Ações judiciais em defesa dos pacientes contaminados por HIV no RJ

Seis pacientes no Rio de Janeiro testaram positivo para HIV após receberem órgãos transplantados, em um caso considerado inédito no país. Advogados e especialista em perícia médica esclarecem as consequências jurídicas em diversas áreas do direito, responsabilidades e falhas ocorridas no controle de qualidade dos órgãos transplantados.
 

As investigações preliminares apontam falhas no processo de triagem dos órgãos e doadores, levantando questões sobre a responsabilidade do Estado e do laboratório envolvido no procedimento.
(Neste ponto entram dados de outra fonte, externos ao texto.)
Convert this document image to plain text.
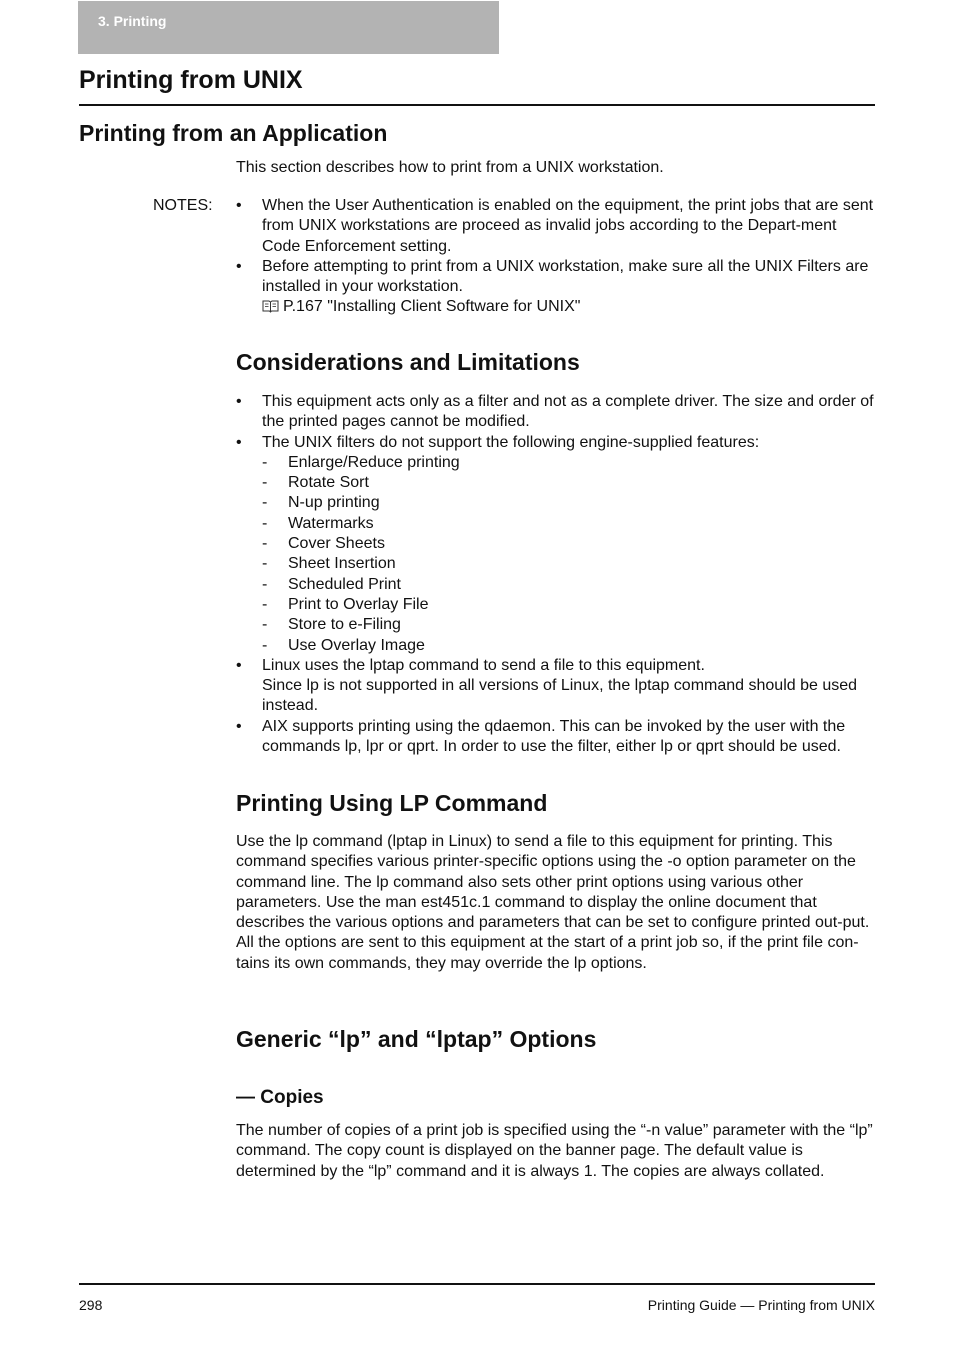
3. Printing
Printing from UNIX
Printing from an Application

This section describes how to print from a UNIX workstation.

NOTES: • When the User Authentication is enabled on the equipment, the print jobs that are sent from UNIX workstations are proceed as invalid jobs according to the Depart-ment Code Enforcement setting.
• Before attempting to print from a UNIX workstation, make sure all the UNIX Filters are installed in your workstation.
P.167 "Installing Client Software for UNIX"
Considerations and Limitations
• This equipment acts only as a filter and not as a complete driver. The size and order of the printed pages cannot be modified.
• The UNIX filters do not support the following engine-supplied features:
- Enlarge/Reduce printing
- Rotate Sort
- N-up printing
- Watermarks
- Cover Sheets
- Sheet Insertion
- Scheduled Print
- Print to Overlay File
- Store to e-Filing
- Use Overlay Image
• Linux uses the lptap command to send a file to this equipment.
Since lp is not supported in all versions of Linux, the lptap command should be used instead.
• AIX supports printing using the qdaemon. This can be invoked by the user with the commands lp, lpr or qprt. In order to use the filter, either lp or qprt should be used.
Printing Using LP Command

Use the lp command (lptap in Linux) to send a file to this equipment for printing. This command specifies various printer-specific options using the -o option parameter on the command line. The lp command also sets other print options using various other parameters. Use the man est451c.1 command to display the online document that describes the various options and parameters that can be set to configure printed out-put.
All the options are sent to this equipment at the start of a print job so, if the print file con-tains its own commands, they may override the lp options.

Generic “lp” and “lptap” Options
— Copies

The number of copies of a print job is specified using the “-n value” parameter with the “lp” command. The copy count is displayed on the banner page. The default value is determined by the “lp” command and it is always 1. The copies are always collated.

298	Printing Guide — Printing from UNIX
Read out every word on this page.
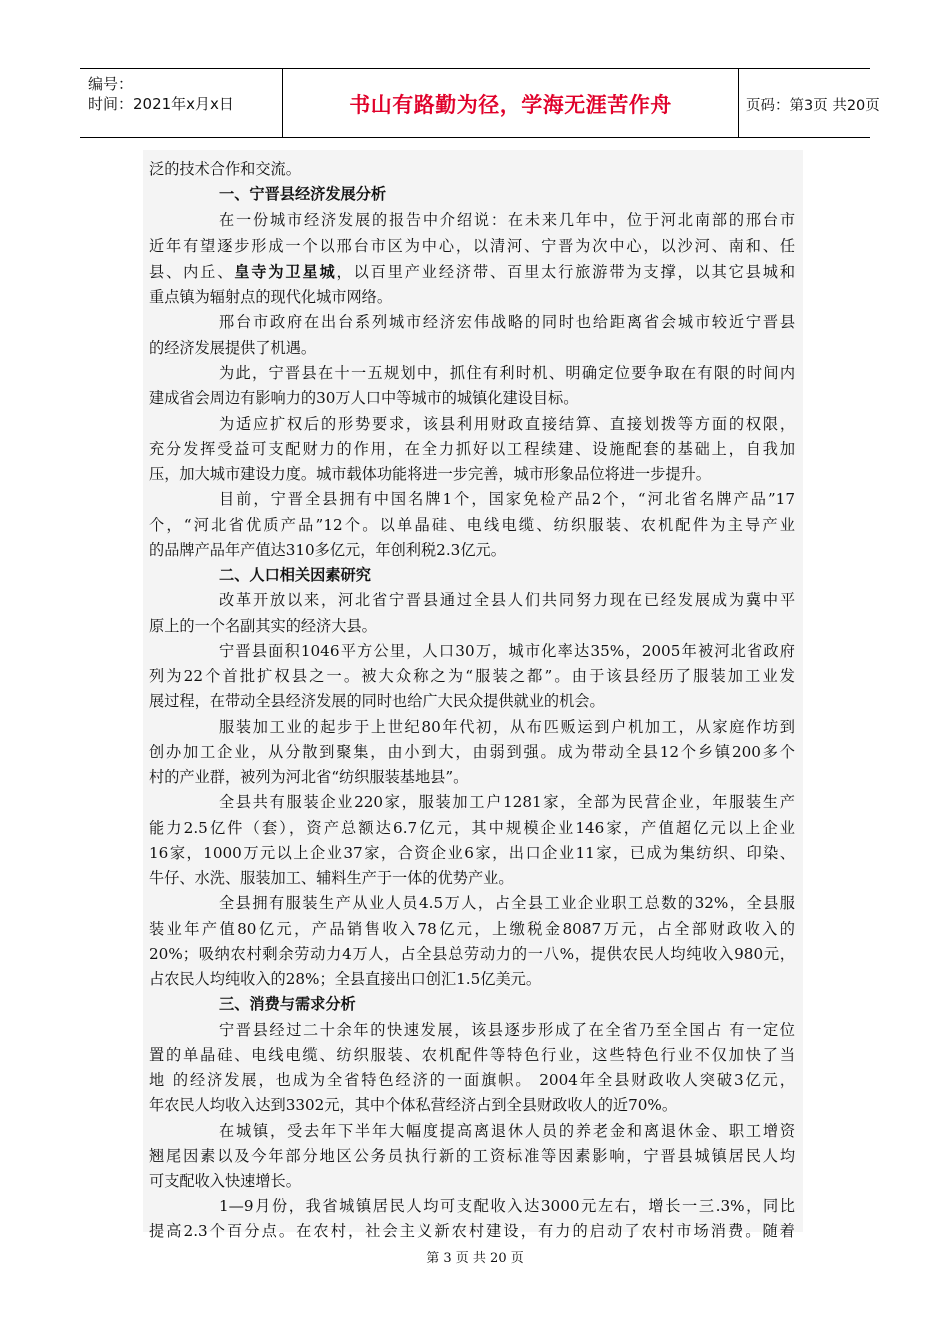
编号：
时间：2021年x月x日	书山有路勤为径，学海无涯苦作舟	页码：第3页 共20页
泛的技术合作和交流。
一、宁晋县经济发展分析
在一份城市经济发展的报告中介绍说：在未来几年中，位于河北南部的邢台市
近年有望逐步形成一个以邢台市区为中心，以清河、宁晋为次中心，以沙河、南和、任
县、内丘、皇寺为卫星城，以百里产业经济带、百里太行旅游带为支撑，以其它县城和
重点镇为辐射点的现代化城市网络。
邢台市政府在出台系列城市经济宏伟战略的同时也给距离省会城市较近宁晋县
的经济发展提供了机遇。
为此，宁晋县在十一五规划中，抓住有利时机、明确定位要争取在有限的时间内
建成省会周边有影响力的30万人口中等城市的城镇化建设目标。
为适应扩权后的形势要求，该县利用财政直接结算、直接划拨等方面的权限，
充分发挥受益可支配财力的作用，在全力抓好以工程续建、设施配套的基础上，自我加
压，加大城市建设力度。城市载体功能将进一步完善，城市形象品位将进一步提升。
目前，宁晋全县拥有中国名牌1个，国家免检产品2个，“河北省名牌产品”17
个，“河北省优质产品”12个。以单晶硅、电线电缆、纺织服装、农机配件为主导产业
的品牌产品年产值达310多亿元，年创利税2.3亿元。
二、人口相关因素研究
改革开放以来，河北省宁晋县通过全县人们共同努力现在已经发展成为冀中平
原上的一个名副其实的经济大县。
宁晋县面积1046平方公里，人口30万，城市化率达35%，2005年被河北省政府
列为22个首批扩权县之一。被大众称之为“服装之都”。由于该县经历了服装加工业发
展过程，在带动全县经济发展的同时也给广大民众提供就业的机会。
服装加工业的起步于上世纪80年代初，从布匹贩运到户机加工，从家庭作坊到
创办加工企业，从分散到聚集，由小到大，由弱到强。成为带动全县12个乡镇200多个
村的产业群，被列为河北省“纺织服装基地县”。
全县共有服装企业220家，服装加工户1281家，全部为民营企业，年服装生产
能力2.5亿件（套），资产总额达6.7亿元，其中规模企业146家，产值超亿元以上企业
16家，1000万元以上企业37家，合资企业6家，出口企业11家，已成为集纺织、印染、
牛仔、水洗、服装加工、辅料生产于一体的优势产业。
全县拥有服装生产从业人员4.5万人，占全县工业企业职工总数的32%，全县服
装业年产值80亿元，产品销售收入78亿元，上缴税金8087万元，占全部财政收入的
20%；吸纳农村剩余劳动力4万人，占全县总劳动力的一八%，提供农民人均纯收入980元，
占农民人均纯收入的28%；全县直接出口创汇1.5亿美元。
三、消费与需求分析
宁晋县经过二十余年的快速发展，该县逐步形成了在全省乃至全国占 有一定位
置的单晶硅、电线电缆、纺织服装、农机配件等特色行业，这些特色行业不仅加快了当
地 的经济发展，也成为全省特色经济的一面旗帜。 2004年全县财政收人突破3亿元，
年农民人均收入达到3302元，其中个体私营经济占到全县财政收人的近70%。
在城镇，受去年下半年大幅度提高离退休人员的养老金和离退休金、职工增资
翘尾因素以及今年部分地区公务员执行新的工资标准等因素影响，宁晋县城镇居民人均
可支配收入快速增长。
1—9月份，我省城镇居民人均可支配收入达3000元左右，增长一三.3%，同比
提高2.3个百分点。在农村，社会主义新农村建设，有力的启动了农村市场消费。随着
第 3 页 共 20 页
A Secretaria Estadual de Saúde confirmou a contaminação e iniciou medidas emergenciais, enquanto o laboratório foi interditado.
 

advogado especialista em Direito da Saúde, Washington Fonseca, sócio do escritório Fonseca Moreti Advogados, comenta que o Estado do Rio de Janeiro e o laboratório envolvidos são passíveis de responsabilização legal pelo ocorrido. “O Estado tem o dever de responder em casos como este, em que falhas graves resultaram na contaminação de pacientes por HIV durante procedimentos de transplante. A responsabilidade não recai apenas sobre os entes públicos, mas também sobre o laboratório responsável pela apuração da aptidão dos órgãos e doadores. Trata-se de um erro absolutamente desumano”, ressalta o advogado.
 

De acordo com o especialista, o Ministério Público deve atuar com rigor, solicitando medidas como a prisão preventiva dos envolvidos, além de buscas e apreensão de documentos para garantir a preservação das provas. “O crime contra a saúde pública é grave, e o Ministério Público tem o papel de iniciar a investigação criminal e promover ações penais contra os sócios e funcionários do laboratório. Os pacientes contaminados têm o direito de buscar reparação judicial tanto na esfera penal quanto civil. Os prejudicados devem acionar a justiça em busca de indenização pelos danos causados. Na esfera privada, eles podem processar tanto o Estado quanto o laboratório. O juiz, ao proferir a sentença, determinará o valor da indenização com base nos danos sofridos pelos pacientes. Embora o valor pleiteado possa ser inferior ao desejado, o direito à reparação é inegável”, explica Fonseca.
 

médica Caroline Daitx, especialista em medicina legal e perícia médica, ressalta que a situação atual expõe falhas em alguma etapa desses procedimentos. “A transmissão de HIV em transplantes de órgãos aponta para falhas no processo, que pode incluir desde a janela imunológica — fase inicial da infecção em que o HIV pode não ser detectado — até falhas humanas e administrativas”, afirma.
 

Em relação às vítimas, a perícia médica terá papel essencial para avaliar o impacto do erro médico em cada paciente. Daitx explica que “cada caso será tratado individualmente para determinar a extensão dos danos. No caso do paciente que recebeu um transplante hepático e faleceu, será necessário verificar se o HIV influenciou na causa da morte. Quanto aos pacientes que receberam transplantes renais, a análise incluirá as repercussões atuais da infecção e as possíveis consequências futuras”, ressalta a médica.
 

Segundo Rafael Paiva, especialista em Direito Penal, se comprovado que os responsáveis sabiam da contaminação, ou pelo menos assumiram o risco da contaminação, teríamos a aplicação do crime de lesão corporal gravíssima pela transmissão de enfermidade incurável, prevista no Artigo 129, parágrafo 2, inciso II, do Código Penal, com pena de reclusão de 2 a 8 anos.
 

“Havendo a comprovação de falsificação dos resultados dos exames de liberação dos órgãos, há ainda a possibilidade de responsabilização pelo crime de falsificação de documento. Além disso, a depender de como caminhará essa investigação, pode haver a imputação de crime contra as relações de consumo (art. 7º, inciso VII da Lei 8.137/90), associação criminosa e alguma infração sanitária”, pontua Paiva.
 

Fontes:  

Washington Fonseca: especialista em Direito Médico, mestre em Direito pela PUC-SP, vice-presidente para as Américas da rede BGI Globale e sócio do Fonseca Moreti Advogados.

Caroline Daitxmédica especialista em medicina legal e perícia médica. Possui residência em Medicina Legal e Perícia Médica pela Universidade de São Paulo (USP). Atuou como médica concursada na polícia científica do Paraná e foi diretora científica da Associação dos Médicos Legistas do Paraná. Pós-graduada em gestão da qualidade e segurança do paciente. Atua como médica perita particular e promove cursos para médicos e advogados sobre medicina legal e perícia médica.

Rafael Paiva – Advogado criminalista, pós-graduado e mestre em Direito, especialista em violência doméstica e professor de Direito Penal, Processo Penal e Lei Maria da Penha.